Everyone has seen that the next release for the Horus Heresy, after the coming Corax by Gav Thorpe, is going to be Aaron Dembski-Bowden's much anticipated The Master of Mankind. But today it has been confirmed that the next HH book will (most likely) follow immediately after.

Black Library & Warhammer Digital - Black Library Live 2016

Sons of the Forge by Nick Kyme will be available at BLL 2016, and given the monthly release schedule for the HH I think we can assume that TMoM is November's release while SotF is December's. What the new year holds? For that we'll have to wait and see. :smile2:


Edit: Apologies but I spoke too soon. Kyme and Goulding have confirmed via Twitter that Sons of the Forge is NOT the third Salamanders HH novel, that is to be titled Old Earth, but is rather a short novel ala Tallarn: Ironclad. It is, according to Kyme, "twice as long as Scorched Earth". Goulding says it's about 50k words, so not bad. Will still get it.


LotN


----------



## Khorne's Fist (Jul 18, 2008)

Really can't see what role the Sallies have from here on in the HH. Their last novel tied up their story arc well enough that there's no necessity to give them another. At this stage the story has reached the Sol system, so apart from seeing how the BA reach Terra, anything else is superfluous.


----------



## Lord of the Night (Nov 18, 2009)

Khorne's Fist said:


> Really can't see what role the Sallies have from here on in the HH. Their last novel tied up their story arc well enough that there's no necessity to give them another. At this stage the story has reached the Sol system, so apart from seeing how the BA reach Terra, anything else is superfluous.

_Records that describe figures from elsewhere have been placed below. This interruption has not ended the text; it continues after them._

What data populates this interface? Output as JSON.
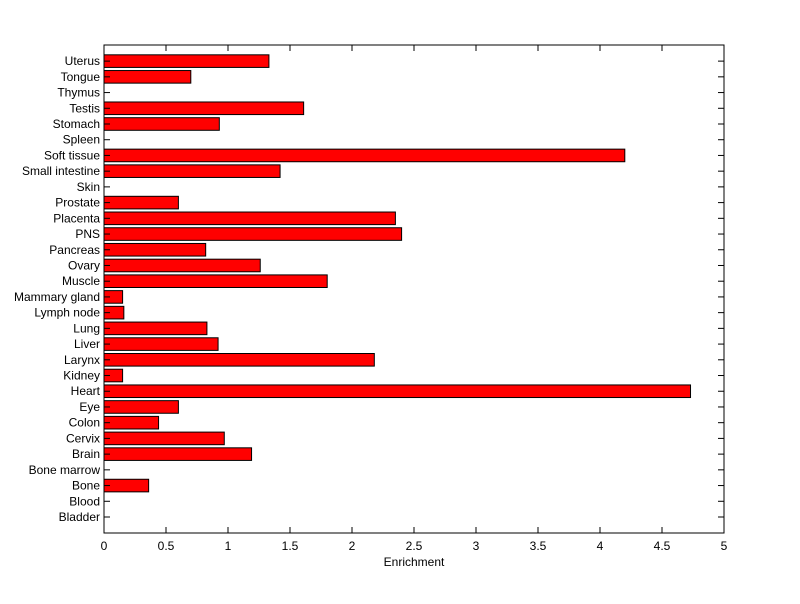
{
  "chart_data": {
    "type": "bar",
    "orientation": "horizontal",
    "xlabel": "Enrichment",
    "ylabel": "",
    "title": "",
    "xlim": [
      0,
      5
    ],
    "xticks": [
      0,
      0.5,
      1,
      1.5,
      2,
      2.5,
      3,
      3.5,
      4,
      4.5,
      5
    ],
    "xtick_labels": [
      "0",
      "0.5",
      "1",
      "1.5",
      "2",
      "2.5",
      "3",
      "3.5",
      "4",
      "4.5",
      "5"
    ],
    "grid": false,
    "legend": "none",
    "bar_color": "#ff0000",
    "bar_edge_color": "#000000",
    "categories": [
      "Bladder",
      "Blood",
      "Bone",
      "Bone marrow",
      "Brain",
      "Cervix",
      "Colon",
      "Eye",
      "Heart",
      "Kidney",
      "Larynx",
      "Liver",
      "Lung",
      "Lymph node",
      "Mammary gland",
      "Muscle",
      "Ovary",
      "Pancreas",
      "PNS",
      "Placenta",
      "Prostate",
      "Skin",
      "Small intestine",
      "Soft tissue",
      "Spleen",
      "Stomach",
      "Testis",
      "Thymus",
      "Tongue",
      "Uterus"
    ],
    "values": [
      0,
      0,
      0.36,
      0,
      1.19,
      0.97,
      0.44,
      0.6,
      4.73,
      0.15,
      2.18,
      0.92,
      0.83,
      0.16,
      0.15,
      1.8,
      1.26,
      0.82,
      2.4,
      2.35,
      0.6,
      0,
      1.42,
      4.2,
      0,
      0.93,
      1.61,
      0,
      0.7,
      1.33
    ]
  }
}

I think the Salamanders have played their role so far too, but Vulkan still has much more to do. Given that he has no confirmed fate in the Heresy, and events in other series as well, I think that much remains to be told about what Vulkan does in the Heresy, and at Terra. (Because I think he was there.)


LotN


----------



## Khorne's Fist (Jul 18, 2008)

Lord of the Night said:


> but Vulkan still has much more to do. Given that he has no confirmed fate in the Heresy, and events in other series as well, I think that much remains to be told about what Vulkan does in the Heresy, and at Terra. (Because I think he was there.)

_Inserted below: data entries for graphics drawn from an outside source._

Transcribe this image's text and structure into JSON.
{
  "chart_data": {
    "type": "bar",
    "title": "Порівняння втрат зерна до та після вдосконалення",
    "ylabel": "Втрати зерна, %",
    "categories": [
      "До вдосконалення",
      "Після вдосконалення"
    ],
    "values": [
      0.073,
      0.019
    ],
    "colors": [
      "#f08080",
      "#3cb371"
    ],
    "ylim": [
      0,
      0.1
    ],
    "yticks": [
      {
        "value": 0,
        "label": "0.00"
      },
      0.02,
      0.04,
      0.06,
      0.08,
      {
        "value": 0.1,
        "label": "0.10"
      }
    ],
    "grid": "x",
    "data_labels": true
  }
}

It's never been mentioned anywhere that he or the Sallies were on Terra for the final assault, and it'd be a bit rich to steal the thunder from Dorn, Sanguinius and the Khan with a rewriting of the lore at this stage.

It's also worth remembering that Vulkan was a stark raving lunatic before he was "killed", so even if he does revive any time soon, he shouldn't be in any state to do anything worthwhile. Personally I don't think we should see him again until the Scouring series.


----------